Bezmenov’s description of KGB ideological subversion is now used by partisan groups affiliated with both main US parties against each other. This, despite that the former Soviet Union’s and later Russian Federation’s subversion operations have marched in continuity with each other against the USA with joint effects on the American right and left into the present day.
The GOP’s libertarian, populist, and extremist members have adopted Bezmenov’s stages of ideological subversion to accuse the Democratic Party of the four phases in service to “Marxism” or “Communism.” Yet this ‘conservative’ camp remains silent and or denies that the Russian Federation’s active measures under Vladimir Putin are a continuation of the Soviet active measures program.

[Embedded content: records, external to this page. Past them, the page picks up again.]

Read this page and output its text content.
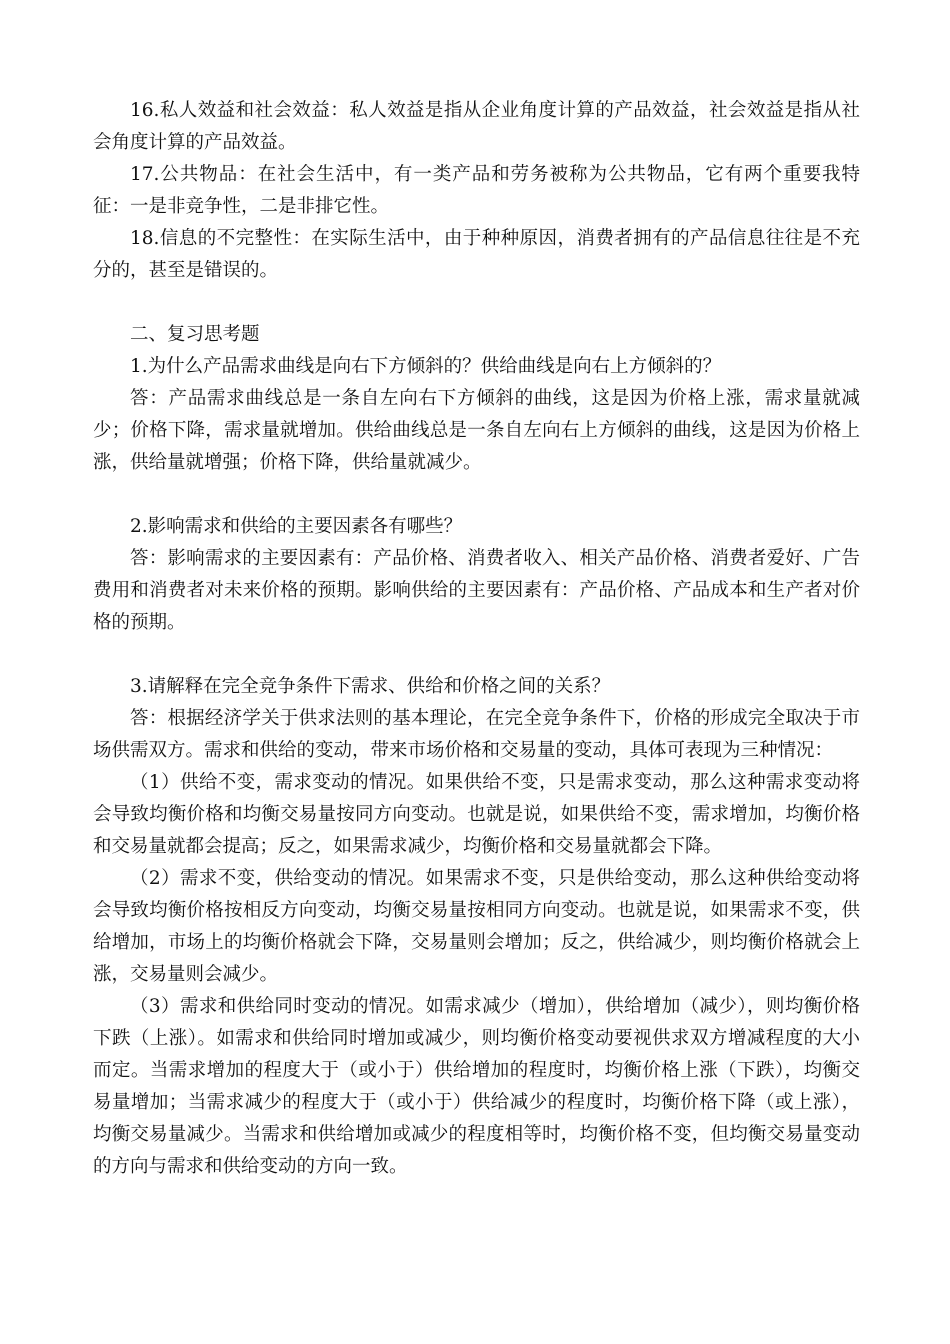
16.私人效益和社会效益：私人效益是指从企业角度计算的产品效益，社会效益是指从社会角度计算的产品效益。

17.公共物品：在社会生活中，有一类产品和劳务被称为公共物品，它有两个重要我特征：一是非竞争性，二是非排它性。

18.信息的不完整性：在实际生活中，由于种种原因，消费者拥有的产品信息往往是不充分的，甚至是错误的。

二、复习思考题

1.为什么产品需求曲线是向右下方倾斜的？供给曲线是向右上方倾斜的？

答：产品需求曲线总是一条自左向右下方倾斜的曲线，这是因为价格上涨，需求量就减少；价格下降，需求量就增加。供给曲线总是一条自左向右上方倾斜的曲线，这是因为价格上涨，供给量就增强；价格下降，供给量就减少。

2.影响需求和供给的主要因素各有哪些？

答：影响需求的主要因素有：产品价格、消费者收入、相关产品价格、消费者爱好、广告费用和消费者对未来价格的预期。影响供给的主要因素有：产品价格、产品成本和生产者对价格的预期。

3.请解释在完全竞争条件下需求、供给和价格之间的关系？

答：根据经济学关于供求法则的基本理论，在完全竞争条件下，价格的形成完全取决于市场供需双方。需求和供给的变动，带来市场价格和交易量的变动，具体可表现为三种情况：

（1）供给不变，需求变动的情况。如果供给不变，只是需求变动，那么这种需求变动将会导致均衡价格和均衡交易量按同方向变动。也就是说，如果供给不变，需求增加，均衡价格和交易量就都会提高；反之，如果需求减少，均衡价格和交易量就都会下降。

（2）需求不变，供给变动的情况。如果需求不变，只是供给变动，那么这种供给变动将会导致均衡价格按相反方向变动，均衡交易量按相同方向变动。也就是说，如果需求不变，供给增加，市场上的均衡价格就会下降，交易量则会增加；反之，供给减少，则均衡价格就会上涨，交易量则会减少。

（3）需求和供给同时变动的情况。如需求减少（增加），供给增加（减少），则均衡价格下跌（上涨）。如需求和供给同时增加或减少，则均衡价格变动要视供求双方增减程度的大小而定。当需求增加的程度大于（或小于）供给增加的程度时，均衡价格上涨（下跌），均衡交易量增加；当需求减少的程度大于（或小于）供给减少的程度时，均衡价格下降（或上涨），均衡交易量减少。当需求和供给增加或减少的程度相等时，均衡价格不变，但均衡交易量变动的方向与需求和供给变动的方向一致。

Also, left-wing media analyze Bezmenov’s stages of ideological subversion to apply to the Trump campaign and Administration.
Putin’s active measures warfare is directed at both parties, if possible, to bring them into repetitive conflict until democracy breaks and one side or the other ushers in “normalization” a.k.a. dictatorship. Putin or his successors would then work on turning the winner into Moscow’s satellite or proxy if they were not already groomed for it.
As November approaches, Americans will benefit from reading-up on this and related topics. The key is to review, filter, and think through the historical context of the candidates’ behaviors, policies, words, and to be fair, those judged according to their actual decision making power.